For the last few years, it seems that whenever anyone has mentioned the subject of investment the majority of people will instantly think of buy to let or buying second homes and flipping them. It’s hardly surprising when the majority of daytime TV is filled with images of Sarah Beeny and Phil Spencer finding fantastic bargains that are then either flipped or let out for a juicy profit. This has been a fantastic plan for many people in the UK and has certainly made a lot of people a lot of money. But is this still really the case?
New tax rules
In 2016 the UK government brought in a series of new tax rules that have had a profound impact on the buy to let market. The two main changes that have been introduced are changes to the tax that can be claimed from renting out a second house, and changes to the stamp duty that has to be paid when purchasing an additional property.

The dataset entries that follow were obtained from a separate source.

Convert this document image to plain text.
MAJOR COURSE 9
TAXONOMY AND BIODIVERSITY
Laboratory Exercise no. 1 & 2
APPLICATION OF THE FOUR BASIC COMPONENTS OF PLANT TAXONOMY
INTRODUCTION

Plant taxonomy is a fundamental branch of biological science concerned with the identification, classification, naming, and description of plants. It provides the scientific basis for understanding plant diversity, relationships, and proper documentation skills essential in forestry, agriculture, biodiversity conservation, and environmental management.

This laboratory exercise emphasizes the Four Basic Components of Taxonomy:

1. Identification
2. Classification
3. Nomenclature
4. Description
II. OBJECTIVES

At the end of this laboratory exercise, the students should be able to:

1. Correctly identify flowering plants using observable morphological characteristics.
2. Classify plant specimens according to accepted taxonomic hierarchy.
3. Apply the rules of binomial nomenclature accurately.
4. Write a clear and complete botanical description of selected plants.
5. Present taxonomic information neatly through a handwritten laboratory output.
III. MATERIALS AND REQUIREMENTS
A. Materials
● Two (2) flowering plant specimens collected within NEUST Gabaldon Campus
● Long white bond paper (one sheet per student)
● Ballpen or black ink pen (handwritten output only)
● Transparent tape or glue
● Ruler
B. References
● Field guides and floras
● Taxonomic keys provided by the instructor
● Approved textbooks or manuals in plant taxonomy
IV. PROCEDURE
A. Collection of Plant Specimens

The first change will remove the landlords’ ability to deduct the cost of their mortgage interest from their rental income when they calculate the profit on which to pay tax. What this means is that the government wants to tax landlords on their turnover rather than their profit, meaning that tax could even be payable on non-existent income. In some instances, tax rates will exceed 100%, so landlords will have to pay all of their profit in tax, and then pay even more on top. This tax increase will be phased in from 2017 and will be fully implemented by 2020.
It’s been calculated that those landlords who have mortgage interest which is 75% or more of rental income excluding other expenses, will see all profits wiped out by 2020. For additional-rate taxpayers, the threshold at which their investment returns are wiped out will be when mortgage costs reach 68% of their rental income.
New stamp duty rate
The second change that’s being introduced affects the amount of tax that is paid when purchasing a second property. Landlords are now being hit with an extra 3% charge on each stamp duty rate band, which varies by property value. This means that landlords will have to pay 3% for the first £125,000 and 5% instead of the previous 2% on the amount between £125,001 and £250,000.

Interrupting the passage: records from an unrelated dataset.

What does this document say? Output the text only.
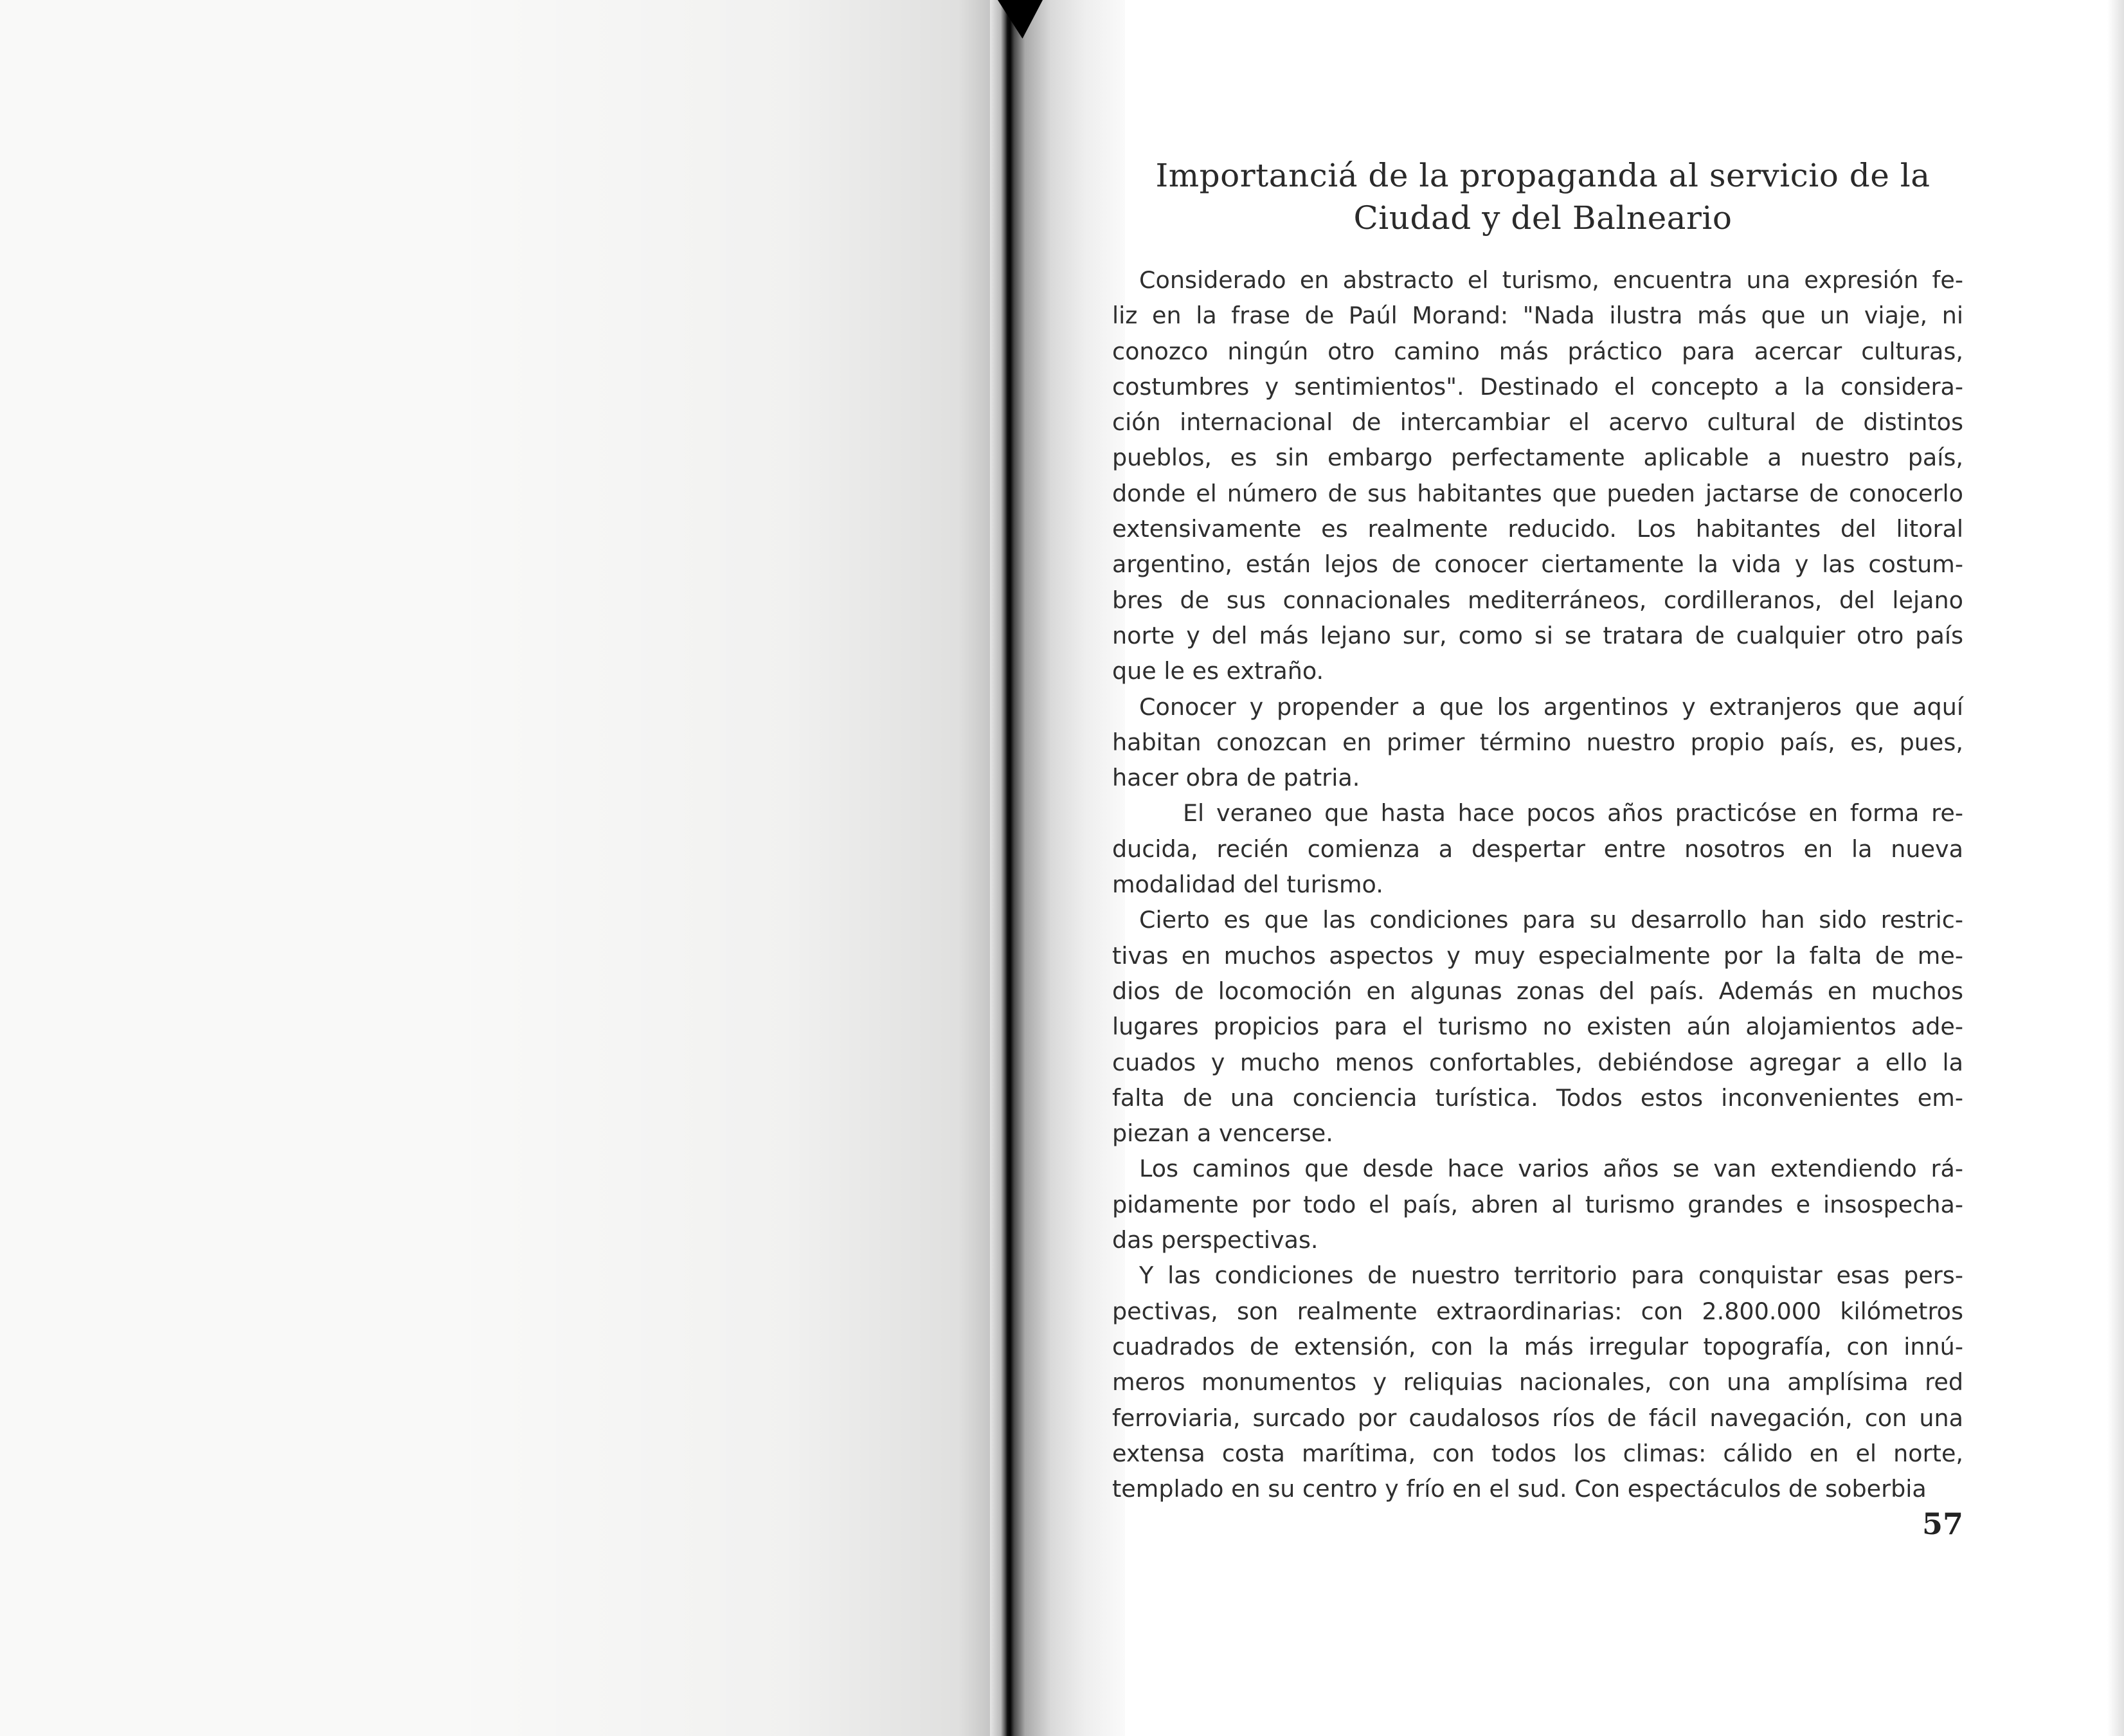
Importanciá de la propaganda al servicio de la
Ciudad y del Balneario
Considerado en abstracto el turismo, encuentra una expresión fe-
liz en la frase de Paúl Morand: "Nada ilustra más que un viaje, ni
conozco ningún otro camino más práctico para acercar culturas,
costumbres y sentimientos". Destinado el concepto a la considera-
ción internacional de intercambiar el acervo cultural de distintos
pueblos, es sin embargo perfectamente aplicable a nuestro país,
donde el número de sus habitantes que pueden jactarse de conocerlo
extensivamente es realmente reducido. Los habitantes del litoral
argentino, están lejos de conocer ciertamente la vida y las costum-
bres de sus connacionales mediterráneos, cordilleranos, del lejano
norte y del más lejano sur, como si se tratara de cualquier otro país
que le es extraño.
Conocer y propender a que los argentinos y extranjeros que aquí
habitan conozcan en primer término nuestro propio país, es, pues,
hacer obra de patria.
El veraneo que hasta hace pocos años practicóse en forma re-
ducida, recién comienza a despertar entre nosotros en la nueva
modalidad del turismo.
Cierto es que las condiciones para su desarrollo han sido restric-
tivas en muchos aspectos y muy especialmente por la falta de me-
dios de locomoción en algunas zonas del país. Además en muchos
lugares propicios para el turismo no existen aún alojamientos ade-
cuados y mucho menos confortables, debiéndose agregar a ello la
falta de una conciencia turística. Todos estos inconvenientes em-
piezan a vencerse.
Los caminos que desde hace varios años se van extendiendo rá-
pidamente por todo el país, abren al turismo grandes e insospecha-
das perspectivas.
Y las condiciones de nuestro territorio para conquistar esas pers-
pectivas, son realmente extraordinarias: con 2.800.000 kilómetros
cuadrados de extensión, con la más irregular topografía, con innú-
meros monumentos y reliquias nacionales, con una amplísima red
ferroviaria, surcado por caudalosos ríos de fácil navegación, con una
extensa costa marítima, con todos los climas: cálido en el norte,
templado en su centro y frío en el sud. Con espectáculos de soberbia
57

Now I can see on one hand where the government is coming from. There’s a housing crisis in the UK at the moment whereby an entire generation of people have been forced out of house ownership by a combination of poor credit, low wages and lack of available houses. This situation hasn’t been helped by wealthy landlords buying housing left, right and centre and turning them into buy to lets.
However, on the other hand, why shouldn’t anyone who’s worked hard to save enough to buy a second property go ahead and try to make a few extra quid? Why shouldn’t you be able to make your lot in life just a little bit better and more profitable? It seems to me that every opportunity that gets opened for the average man or woman on the street gets closed again by the government.

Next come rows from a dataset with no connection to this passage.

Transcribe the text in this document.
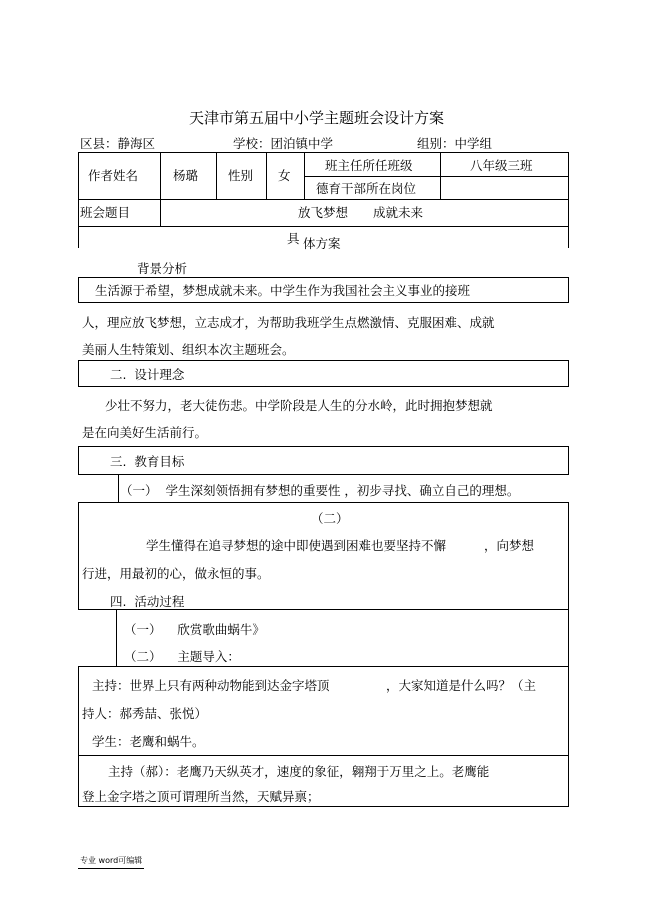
天津市第五届中小学主题班会设计方案
区县：静海区	学校：团泊镇中学	组别：中学组
作者姓名	杨璐 性别 女
班主任所任班级	八年级三班
德育干部所在岗位
班会题目	放飞梦想　　成就未来
具 体方案
背景分析
生活源于希望，梦想成就未来。中学生作为我国社会主义事业的接班
人，理应放飞梦想，立志成才，为帮助我班学生点燃激情、克服困难、成就
美丽人生特策划、组织本次主题班会。
二.  设计理念
少壮不努力，老大徒伤悲。中学阶段是人生的分水岭，此时拥抱梦想就
是在向美好生活前行。
三.  教育目标
（一）  学生深刻领悟拥有梦想的重要性 ，初步寻找、确立自己的理想。
（二）
学生懂得在追寻梦想的途中即使遇到困难也要坚持不懈	，向梦想
行进，用最初的心，做永恒的事。
四.  活动过程
（一）    欣赏歌曲蜗牛》
（二）    主题导入：
主持：世界上只有两种动物能到达金字塔顶	，大家知道是什么吗？（主
持人：郝秀喆、张悦）
学生：老鹰和蜗牛。
主持（郝）：老鹰乃天纵英才，速度的象征，翱翔于万里之上。老鹰能
登上金字塔之顶可谓理所当然，天赋异禀；
专业 word可编辑
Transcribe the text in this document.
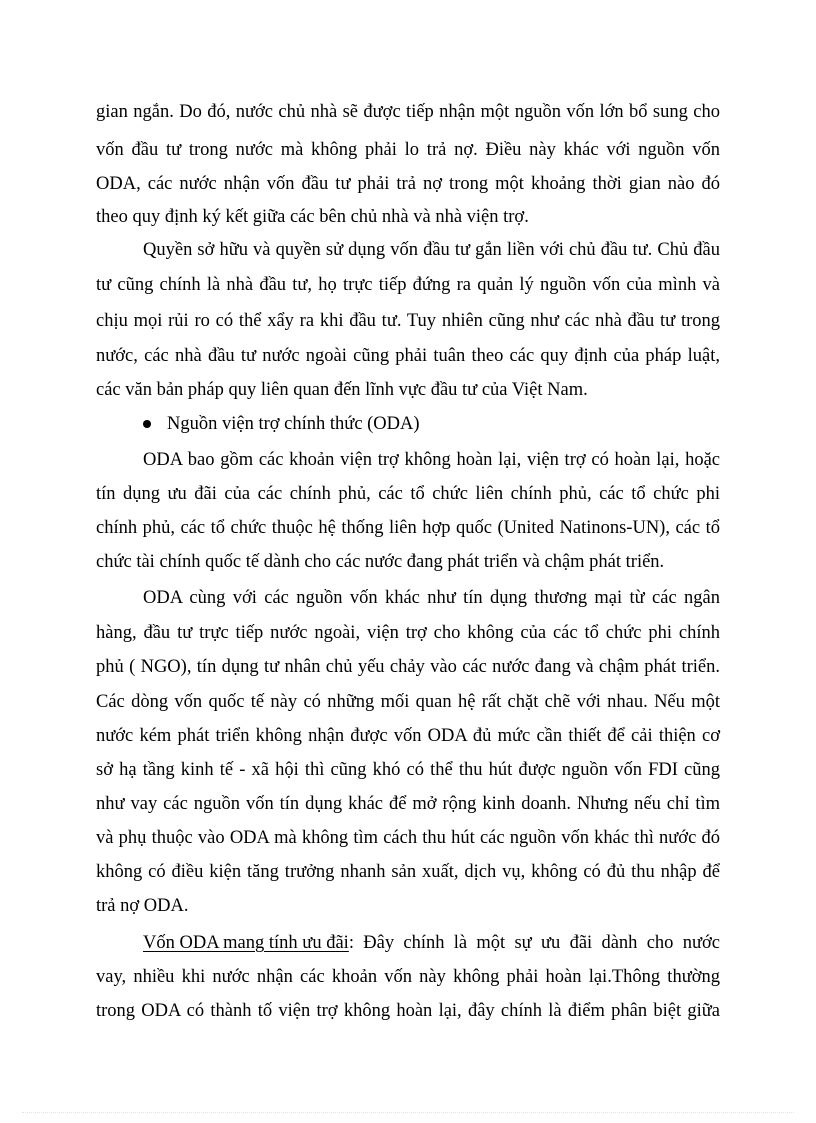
gian ngắn. Do đó, nước chủ nhà sẽ được tiếp nhận một nguồn vốn lớn bổ sung cho
vốn đầu tư trong nước mà không phải lo trả nợ. Điều này khác với nguồn vốn
ODA, các nước nhận vốn đầu tư phải trả nợ trong một khoảng thời gian nào đó
theo quy định ký kết giữa các bên chủ nhà và nhà viện trợ.
Quyền sở hữu và quyền sử dụng vốn đầu tư gắn liền với chủ đầu tư. Chủ đầu
tư cũng chính là nhà đầu tư, họ trực tiếp đứng ra quản lý nguồn vốn của mình và
chịu mọi rủi ro có thể xẩy ra khi đầu tư. Tuy nhiên cũng như các nhà đầu tư trong
nước, các nhà đầu tư nước ngoài cũng phải tuân theo các quy định của pháp luật,
các văn bản pháp quy liên quan đến lĩnh vực đầu tư của Việt Nam.
Nguồn viện trợ chính thức (ODA)
ODA bao gồm các khoản viện trợ không hoàn lại, viện trợ có hoàn lại, hoặc
tín dụng ưu đãi của các chính phủ, các tổ chức liên chính phủ, các tổ chức phi
chính phủ, các tổ chức thuộc hệ thống liên hợp quốc (United Natinons-UN), các tổ
chức tài chính quốc tế dành cho các nước đang phát triển và chậm phát triển.
ODA cùng với các nguồn vốn khác như tín dụng thương mại từ các ngân
hàng, đầu tư trực tiếp nước ngoài, viện trợ cho không của các tổ chức phi chính
phủ ( NGO), tín dụng tư nhân chủ yếu chảy vào các nước đang và chậm phát triển.
Các dòng vốn quốc tế này có những mối quan hệ rất chặt chẽ với nhau. Nếu một
nước kém phát triển không nhận được vốn ODA đủ mức cần thiết để cải thiện cơ
sở hạ tầng kinh tế - xã hội thì cũng khó có thể thu hút được nguồn vốn FDI cũng
như vay các nguồn vốn tín dụng khác để mở rộng kinh doanh. Nhưng nếu chỉ tìm
và phụ thuộc vào ODA mà không tìm cách thu hút các nguồn vốn khác thì nước đó
không có điều kiện tăng trưởng nhanh sản xuất, dịch vụ, không có đủ thu nhập để
trả nợ ODA.
Vốn ODA mang tính ưu đãi : Đây chính là một sự ưu đãi dành cho nước
vay, nhiều khi nước nhận các khoản vốn này không phải hoàn lại.Thông thường
trong ODA có thành tố viện trợ không hoàn lại, đây chính là điểm phân biệt giữa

Rental can be a pain in the…
I’ve owned a property in the past which I’ve let out and in my opinion, it really isn’t the easiest way in the world to make money. For starters, you need a letting agent to find potential tenants and then look after the ongoing rental. I was charged the princely sum of 12% of the rental income for this, which isn’t even excessive when comparing all the agents in the local area. In addition, I then had to declare my rental income to the good old HMRC for tax. Along with tenants that decided to skip payments, damage done to the property by clumsy tenants and tenants that constantly complained about everything from the colour of the paint to the pile of the carpets, I decided enough was enough and sold up.
This left me with a question. If it’s no longer worth my time owning bricks and mortar other than my own home, how can I invest in property as a diversifier to my investment portfolio?
A property alternative
The answer came with a bit of googling on the subject and reading about what other ex buy-to-letters are doing. I’ve mentioned before about my preference for Investment Trusts and how they make up the majority of my portfolio, but there’s another form of trust that I now own, which is known as a REIT, or Real Estate Investment Trust.
A REIT is a company which owns its own portfolio of properties and sells shares of itself on the stock market. These shares can be purchased in the same way that shares of any company can be purchased through your trading platform, but they offer the added diversification of bricks and mortar in a variety of formats. For example, you can by residential property REITs, commercial property REITs or industrial property REITs both in the UK and anywhere else in the world that the trust has invested in.
Another benefit of holding a REIT instead of physical bricks and mortar is that it’s much, much easier to buy and sell. There are no solicitors and no mortgage providers to deal with, only your trading platform, and you can even buy and sell on the same day if you really want to.
They also pay a remarkably good dividend because a requirement of the company holding REIT status is that the trust must pay its shareholders 75% of their profits in dividends. If nothing else holding property in this way within your portfolio provides some diversification from the ups and downs of the rest of the stocks that you hold, although that’s not to say that the REIT won’t rise and fall in value too.
If you’ve had enough of buy to let and want simple exposure to property with fantastic liquidity, I strongly suggest you fire up Google and do a bit of further research on REITs as an investment.